Will enabling 'Primary Source of Income' change my tax rate?
No. It only affects the classification label shown in the report, not the tax rules or calculations themselves. The actual tax treatment depends on how you file, which is a decision between you and your CA.
What does 'Offset Brokerage Fees' mean in simple terms?
It tells KoinX whether trading fees should be included in your gain calculation. When enabled, fees are built into the cost basis or deducted from the sale value, which usually reduces your reported gain slightly and better reflects your actual trading cost.
If I enable offset fees, will it reduce my taxable gains?
Usually yes, by a small amount. Because the fee is factored into the transaction cost, the reported gain becomes slightly lower than it would be otherwise.

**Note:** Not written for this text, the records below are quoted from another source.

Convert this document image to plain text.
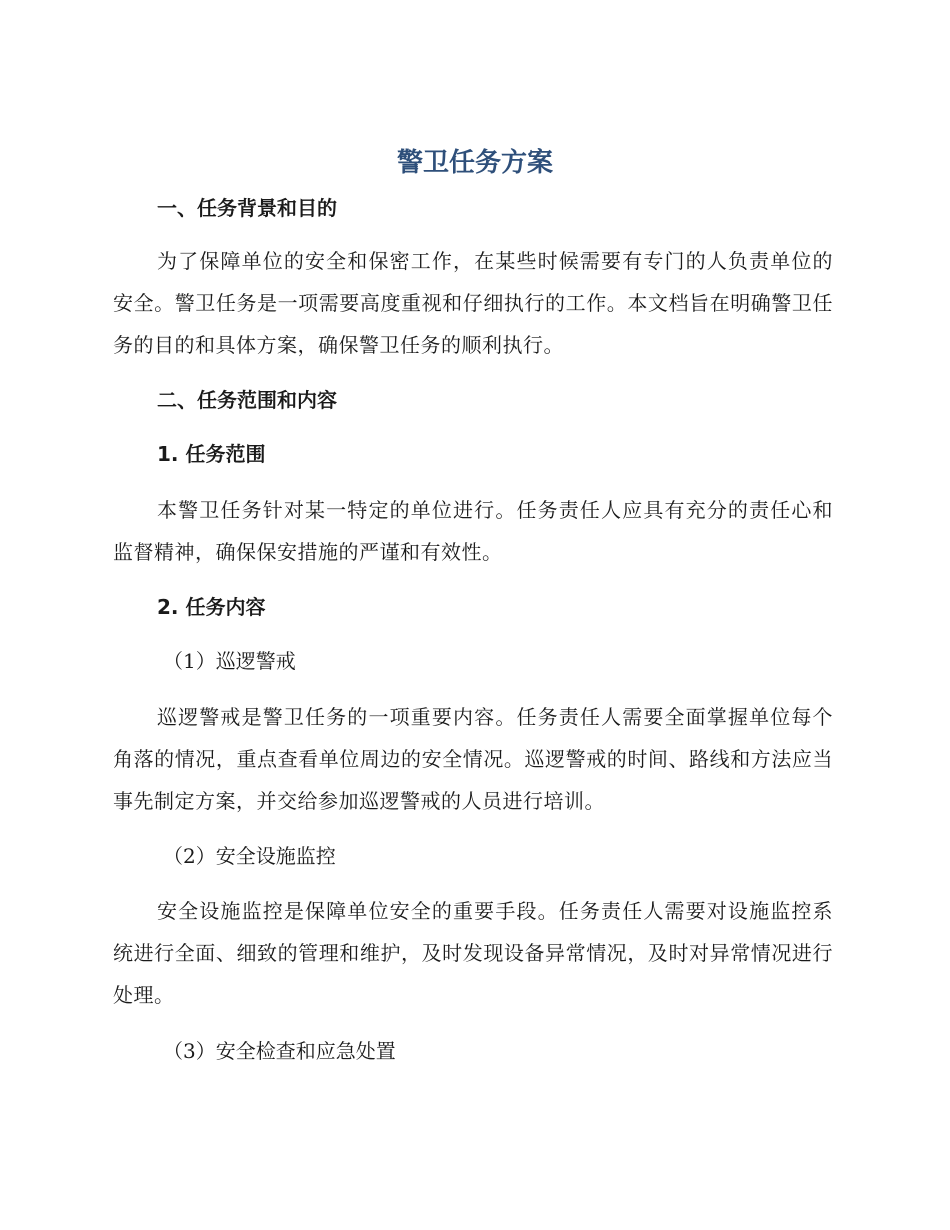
警卫任务方案
一、任务背景和目的

为了保障单位的安全和保密工作，在某些时候需要有专门的人负责单位的安全。警卫任务是一项需要高度重视和仔细执行的工作。本文档旨在明确警卫任务的目的和具体方案，确保警卫任务的顺利执行。

二、任务范围和内容
1. 任务范围

本警卫任务针对某一特定的单位进行。任务责任人应具有充分的责任心和监督精神，确保保安措施的严谨和有效性。

2. 任务内容
（1）巡逻警戒

巡逻警戒是警卫任务的一项重要内容。任务责任人需要全面掌握单位每个角落的情况，重点查看单位周边的安全情况。巡逻警戒的时间、路线和方法应当事先制定方案，并交给参加巡逻警戒的人员进行培训。

（2）安全设施监控

安全设施监控是保障单位安全的重要手段。任务责任人需要对设施监控系统进行全面、细致的管理和维护，及时发现设备异常情况，及时对异常情况进行处理。

（3）安全检查和应急处置
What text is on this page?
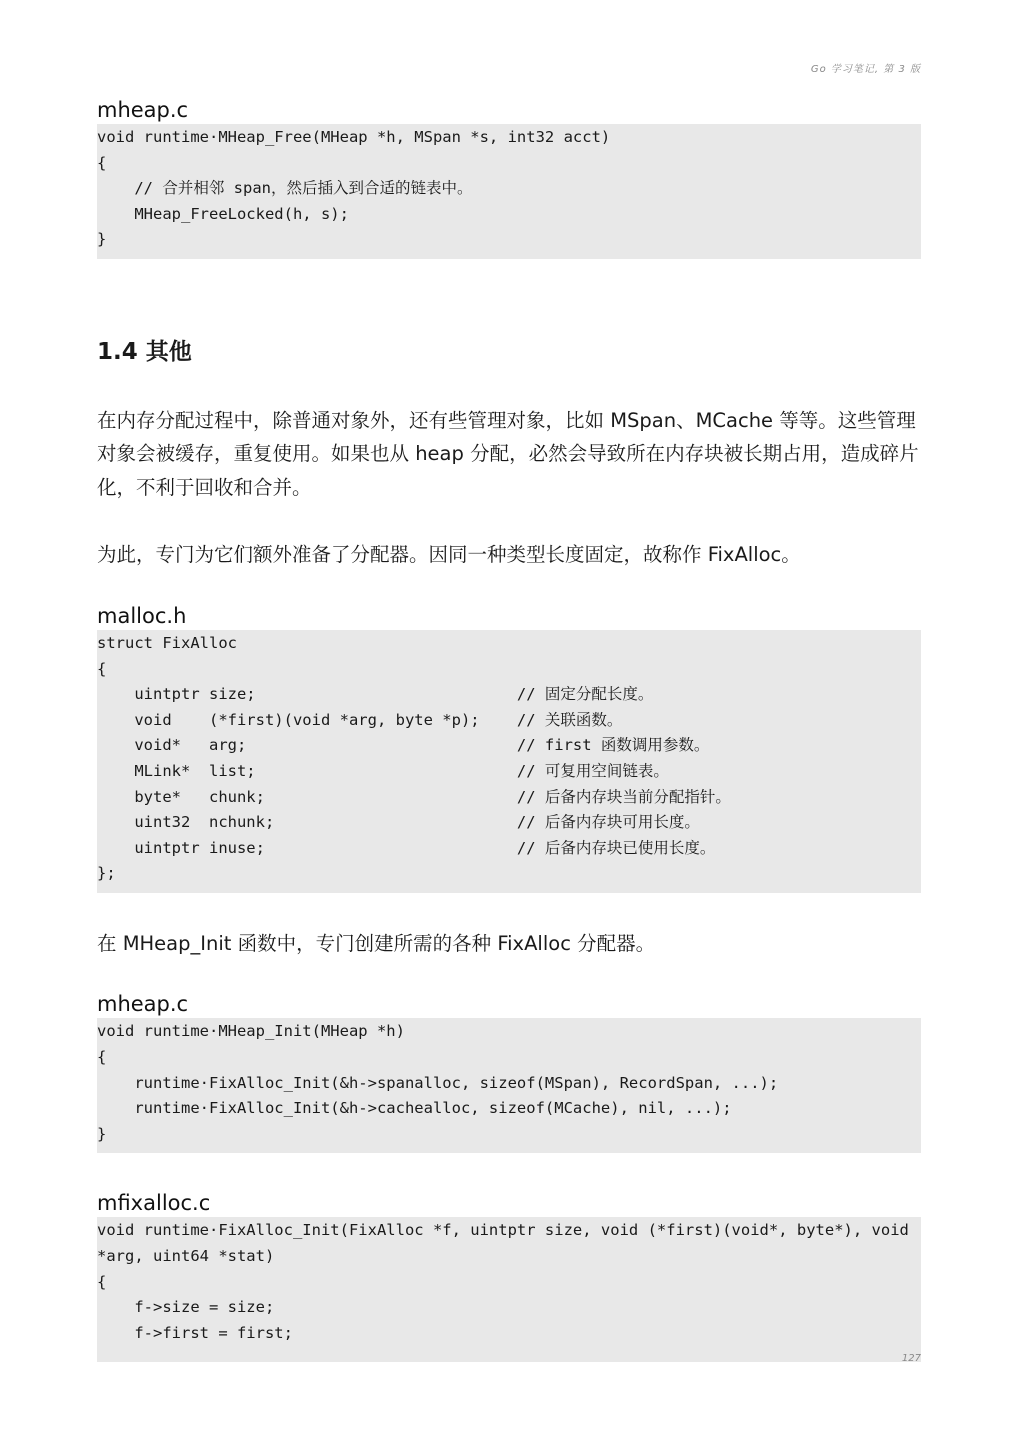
Go 学习笔记, 第 3 版
mheap.c
void runtime·MHeap_Free(MHeap *h, MSpan *s, int32 acct)
{
// 合并相邻 span，然后插入到合适的链表中。
MHeap_FreeLocked(h, s);
}
1.4 其他

在内存分配过程中，除普通对象外，还有些管理对象，比如 MSpan、MCache 等等。这些管理对象会被缓存，重复使用。如果也从 heap 分配，必然会导致所在内存块被长期占用，造成碎片化，不利于回收和合并。

为此，专门为它们额外准备了分配器。因同一种类型长度固定，故称作 FixAlloc。

malloc.h
struct FixAlloc
{
uintptr size;                            // 固定分配长度。
void    (*first)(void *arg, byte *p);    // 关联函数。
void*   arg;                             // first 函数调用参数。
MLink*  list;                            // 可复用空间链表。
byte*   chunk;                           // 后备内存块当前分配指针。
uint32  nchunk;                          // 后备内存块可用长度。
uintptr inuse;                           // 后备内存块已使用长度。
};

在 MHeap_Init 函数中，专门创建所需的各种 FixAlloc 分配器。

mheap.c
void runtime·MHeap_Init(MHeap *h)
{
runtime·FixAlloc_Init(&h->spanalloc, sizeof(MSpan), RecordSpan, ...);
runtime·FixAlloc_Init(&h->cachealloc, sizeof(MCache), nil, ...);
}
mfixalloc.c
void runtime·FixAlloc_Init(FixAlloc *f, uintptr size, void (*first)(void*, byte*), void
*arg, uint64 *stat)
{
f->size = size;
f->first = first;
127
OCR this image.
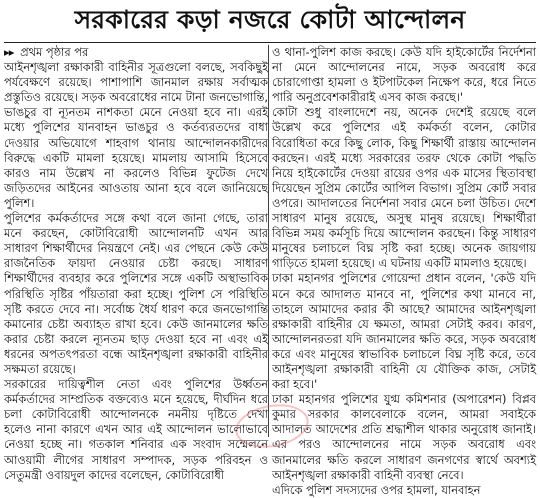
সরকারের কড়া নজরে কোটা আন্দোলন
▸▸ প্রথম পৃষ্ঠার পর

আইনশৃঙ্খলা রক্ষাকারী বাহিনীর সূত্রগুলো বলছে, সবকিছুই পর্যবেক্ষণে রয়েছে। পাশাপাশি জানমাল রক্ষায় সর্বাত্মক প্রস্তুতিও রয়েছে। সড়ক অবরোধের নামে টানা জনভোগান্তি, ভাঙচুর বা ন্যূনতম নাশকতা মেনে নেওয়া হবে না। এরই মধ্যে পুলিশের যানবাহন ভাঙচুর ও কর্তব্যরতদের বাধা দেওয়ার অভিযোগে শাহবাগ থানায় আন্দোলনকারীদের বিরুদ্ধে একটি মামলা হয়েছে। মামলায় আসামি হিসেবে কারও নাম উল্লেখ না করলেও বিভিন্ন ফুটেজ দেখে জড়িতদের আইনের আওতায় আনা হবে বলে জানিয়েছে পুলিশ।

পুলিশের কর্মকর্তাদের সঙ্গে কথা বলে জানা গেছে, তারা মনে করছেন, কোটাবিরোধী আন্দোলনটি এখন আর সাধারণ শিক্ষার্থীদের নিয়ন্ত্রণে নেই। এর পেছনে কেউ কেউ রাজনৈতিক ফায়দা নেওয়ার চেষ্টা করছে। সাধারণ শিক্ষার্থীদের ব্যবহার করে পুলিশের সঙ্গে একটি অস্থাভাবিক পরিস্থিতি সৃষ্টির পাঁয়তারা করা হচ্ছে। পুলিশ সে পরিস্থিতি সৃষ্টি করতে দেবে না। সর্বোচ্চ ধৈর্য ধারণ করে জনভোগান্তি কমানোর চেষ্টা অব্যাহত রাখা হবে। কেউ জানমালের ক্ষতি করার চেষ্টা করলে ন্যূনতম ছাড় দেওয়া হবে না এবং এই ধরনের অপতৎপরতা বন্ধে আইনশৃঙ্খলা রক্ষাকারী বাহিনীর সক্ষমতা রয়েছে।

সরকারের দায়িত্বশীল নেতা এবং পুলিশের উর্ধ্বতন কর্মকর্তাদের সাম্প্রতিক বক্তব্যেও মনে হয়েছে, দীর্ঘদিন ধরে চলা কোটাবিরোধী আন্দোলনকে নমনীয় দৃষ্টিতে দেখা হলেও নানা কারণে এখন আর এই আন্দোলন ভালোভাবে নেওয়া হচ্ছে না। গতকাল শনিবার এক সংবাদ সম্মেলনে আওয়ামী লীগের সাধারণ সম্পাদক, সড়ক পরিবহন ও সেতুমন্ত্রী ওবায়দুল কাদের বলেছেন, কোটাবিরোধী

ও থানা-পুলিশ কাজ করছে। কেউ যদি হাইকোর্টের নির্দেশনা না মেনে আন্দোলনের নামে, সড়ক অবরোধ করে চোরাগোপ্তা হামলা ও ইটপাটকেল নিক্ষেপ করে, ধরে নিতে পারি অনুপ্রবেশকারীরাই এসব কাজ করছে।'

কোটা শুধু বাংলাদেশে নয়, অনেক দেশেই রয়েছে বলে উল্লেখ করে পুলিশের এই কর্মকর্তা বলেন, কোটার বিরোধিতা করে কিছু লোক, কিছু শিক্ষার্থী রাস্তায় আন্দোলন করছেন। এরই মধ্যে সরকারের তরফ থেকে কোটা পদ্ধতি নিয়ে হাইকোর্টের দেওয়া রায়ের ওপর এক মাসের স্থিতাবস্থা দিয়েছেন সুপ্রিম কোর্টের আপিল বিভাগ। সুপ্রিম কোর্ট সবার ওপরে। আদালতের নির্দেশনা সবার মেনে চলা উচিত। দেশে সাধারণ মানুষ রয়েছে, অসুস্থ মানুষ রয়েছে। শিক্ষার্থীরা বিভিন্ন সময় কর্মসূচি দিয়ে আন্দোলন করছেন। কিন্তু সাধারণ মানুষের চলাচলে বিঘ্ন সৃষ্টি করা হচ্ছে। অনেক জায়গায় গাড়িতে হামলা হয়েছে। এ ঘটনায় একটি মামলাও হয়েছে।

ঢাকা মহানগর পুলিশের গোয়েন্দা প্রধান বলেন, 'কেউ যদি মনে করে আদালত মানবে না, পুলিশের কথা মানবে না, তাহলে আমাদের করার কী আছে? আমাদের আইনশৃঙ্খলা রক্ষাকারী বাহিনীর যে ক্ষমতা, আমরা সেটাই করব। কারণ, আন্দোলনরতরা যদি জানমালের ক্ষতি করে, সড়ক অবরোধ করে এবং মানুষের স্বাভাবিক চলাচলে বিঘ্ন সৃষ্টি করে, তবে আইনশৃঙ্খলা রক্ষাকারী বাহিনী যে যৌক্তিক কাজ, সেটাই করা হবে।'

ঢাকা মহানগর পুলিশের যুগ্ম কমিশনার (অপারেশন) বিপ্লব কুমার সরকার কালবেলাকে বলেন, আমরা সবাইকে আদালত আদেশের প্রতি শ্রদ্ধাশীল থাকার অনুরোধ জানাই। এর পরও আন্দোলনের নামে সড়ক অবরোধ এবং জানমালের ক্ষতি করলে সাধারণ জনগণের স্বার্থে অবশ্যই আইনশৃঙ্খলা রক্ষাকারী বাহিনী ব্যবস্থা নেবে।

এদিকে পুলিশ সদস্যদের ওপর হামলা, যানবাহন
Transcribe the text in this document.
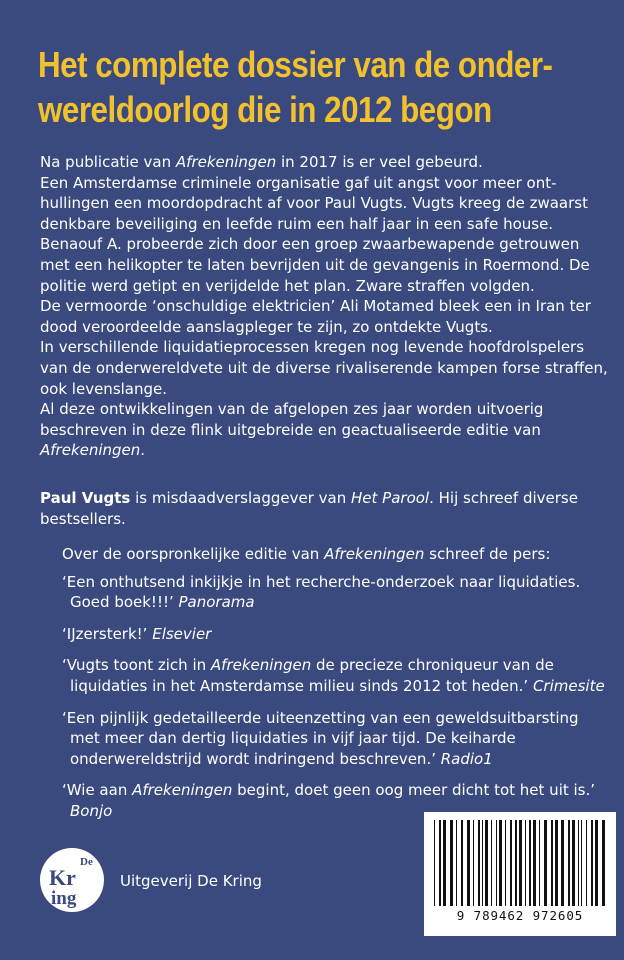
Het complete dossier van de onder-
wereldoorlog die in 2012 begon

Na publicatie van Afrekeningen in 2017 is er veel gebeurd.

Een Amsterdamse criminele organisatie gaf uit angst voor meer ont-hullingen een moordopdracht af voor Paul Vugts. Vugts kreeg de zwaarst denkbare beveiliging en leefde ruim een half jaar in een safe house.

Benaouf A. probeerde zich door een groep zwaarbewapende getrouwen met een helikopter te laten bevrijden uit de gevangenis in Roermond. De politie werd getipt en verijdelde het plan. Zware straffen volgden.

De vermoorde ‘onschuldige elektricien’ Ali Motamed bleek een in Iran ter dood veroordeelde aanslagpleger te zijn, zo ontdekte Vugts.

In verschillende liquidatieprocessen kregen nog levende hoofdrolspelers van de onderwereldvete uit de diverse rivaliserende kampen forse straffen, ook levenslange.

Al deze ontwikkelingen van de afgelopen zes jaar worden uitvoerig beschreven in deze flink uitgebreide en geactualiseerde editie van Afrekeningen.

Paul Vugts is misdaadverslaggever van Het Parool. Hij schreef diverse bestsellers.

Over de oorspronkelijke editie van Afrekeningen schreef de pers:

‘Een onthutsend inkijkje in het recherche-onderzoek naar liquidaties.
Goed boek!!!’ Panorama

‘IJzersterk!’ Elsevier

‘Vugts toont zich in Afrekeningen de precieze chroniqueur van de
liquidaties in het Amsterdamse milieu sinds 2012 tot heden.’ Crimesite

‘Een pijnlijk gedetailleerde uiteenzetting van een geweldsuitbarsting
met meer dan dertig liquidaties in vijf jaar tijd. De keiharde
onderwereldstrijd wordt indringend beschreven.’ Radio1

‘Wie aan Afrekeningen begint, doet geen oog meer dicht tot het uit is.’
Bonjo

De
Kr
ing
Uitgeverij De Kring
9 789462 972605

How much it reduces your tax depends on how actively you trade and how much you pay in fees.
What do Internal Transfer Settings do?
They help KoinX automatically match withdrawals and deposits between your own wallets so your transfers are not treated as taxable sales by mistake. The time window and amount difference thresholds determine how closely two transactions need to match before KoinX considers them a transfer.
Should I change these settings if I am not sure what they do?
Best not to. The default settings work well for most users. If you are unsure about a specific toggle, check with your CA before changing anything that affects tax calculations.
Do I need to regenerate my report after changing these settings?
Yes. These changes only appear in newly generated reports. Reports you have already downloaded remain unchanged.